Capitalist countries (actually there are no other kinds of economies, in reality) are leading the open source software movement because it is a way for corporations to get software development services and products for free rather than paying for. It's a way of lowering labour costs.
Highly paid software engineers working in a ZIRP economy with skyrocketing compensation packages were absolutely willing to play this game, because "open source" in that context often is/was a resume or portfolio building tool and companies were willing to pay some % of open source developers in order to lubricate the wheels of commerce.
That, I think, is going to change.
Free software, which I interpret as copyleft, is absolutely antithetical to them, and reviled precisely because it gets in the way of getting work for free/cheap and often gets in the way of making money.

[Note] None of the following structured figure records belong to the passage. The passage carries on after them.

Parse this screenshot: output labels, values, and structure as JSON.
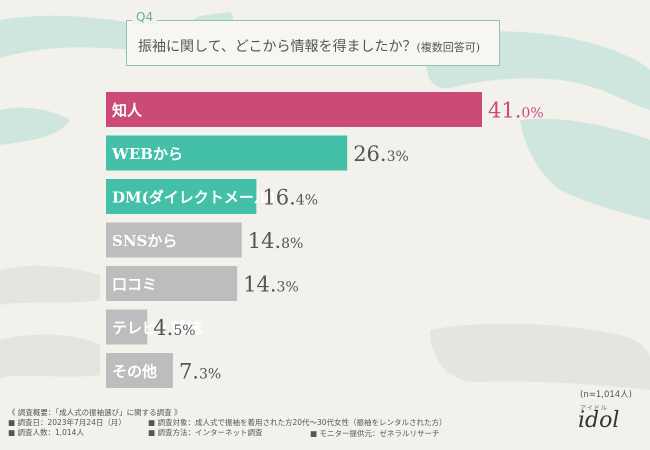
{
  "question": {
    "number": "Q4",
    "text": "振袖に関して、どこから情報を得ましたか？",
    "note": "(複数回答可)"
  },
  "chart_data": {
    "type": "bar",
    "orientation": "horizontal",
    "categories": [
      "知人",
      "WEBから",
      "DM(ダイレクトメール)",
      "SNSから",
      "口コミ",
      "テレビ・雑誌",
      "その他"
    ],
    "values": [
      41.0,
      26.3,
      16.4,
      14.8,
      14.3,
      4.5,
      7.3
    ],
    "value_labels": [
      {
        "int": "41.",
        "dec": "0%"
      },
      {
        "int": "26.",
        "dec": "3%"
      },
      {
        "int": "16.",
        "dec": "4%"
      },
      {
        "int": "14.",
        "dec": "8%"
      },
      {
        "int": "14.",
        "dec": "3%"
      },
      {
        "int": "4.",
        "dec": "5%"
      },
      {
        "int": "7.",
        "dec": "3%"
      }
    ],
    "colors": [
      "#cc4a78",
      "#45c0a8",
      "#45c0a8",
      "#bdbdbd",
      "#bdbdbd",
      "#bdbdbd",
      "#bdbdbd"
    ],
    "label_colors": [
      "#cc4a78",
      "#555555",
      "#555555",
      "#555555",
      "#555555",
      "#555555",
      "#555555"
    ],
    "xlim": [
      0,
      41
    ]
  },
  "sample_size": "(n=1,014人)",
  "footer": {
    "title": "《 調査概要：「成人式の振袖選び」に関する調査 》",
    "date": "■ 調査日：2023年7月24日（月）",
    "respondents": "■ 調査人数：1,014人",
    "target": "■ 調査対象：成人式で振袖を着用された方20代～30代女性（振袖をレンタルされた方）",
    "method": "■ 調査方法：インターネット調査",
    "provider": "■ モニター提供元：ゼネラルリサーチ"
  },
  "logo": {
    "reading": "アイドル",
    "name": "idol"
  }
}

Copyleft isn't antithetical, see how many people are paid to work on the Linux kernel. I believe some other ecosystem software is also copylefted, like systemd.

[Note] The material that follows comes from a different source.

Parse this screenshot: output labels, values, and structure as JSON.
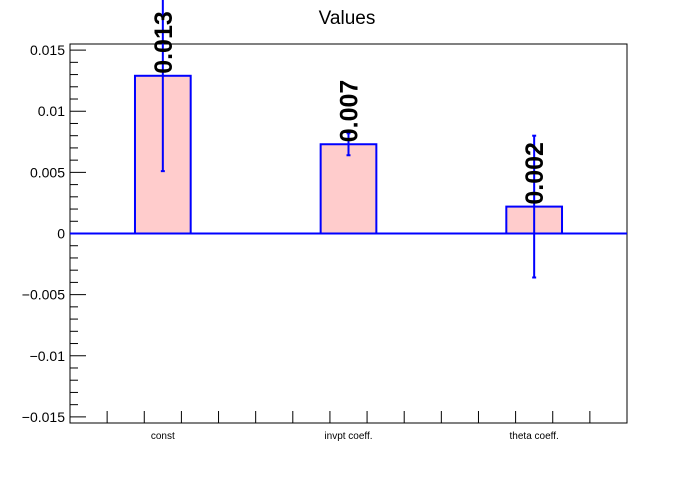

And is building on top of the unpaid labour of SW engineers really a major part of the open source ecosystem? I feel open source is more a way for companies to cooperate in building shared software with less duplication of costs.
I disagree, the corporate open source is just half of the story. Much of free software space is pushed by idealists who can afford to pursue the ideals due to freedoms and finances provided by capitalist systems.
I don't think the intent really matters once the thing is out in the open.
I want open source AI i can run myself without any creepy surveillance capitalist or state agency using it to slurp up my data.
Chinese companies are giving me that - I don't really care about what their grand plan is. Grand plans have a habit of not working out, but open source software is open source software nonetheless.
It's really hard to tell. If instructions like the current extreme trend of "What a great question!" and all the crap that forces one to put
* Do not use emotional reinforcement (e.g., "Excellent," "Perfect," "Unfortunately").
* Do not use metaphors or hyperbole (e.g., "smoking gun," "major turning point").
* Do not express confidence or certainty in potential solutions.
into the instructions, so that it doesn't treat you like a child, teenager or narcissistic individual who is craving for flattery, can really affect the mood and way of thinking of an individual, those Chinese models might as well have baked in something similar but targeted at reducing the productivity of certain individuals or weakening their beliefs in western culture.
I am not saying they are doing that, but they could be doing it sometime down the road without us noticing.
I mean in some sense the Chinese domestic policy (“as in Xi”) made the conditions possible for companies like DeepSeek to rise up, via a multi-decade emphasis on STEM education and providing the right entrepreneurial conditions.
But yeah by analogy with the US, it’s not as if the W. Bush administration can be credited with the creation of Google.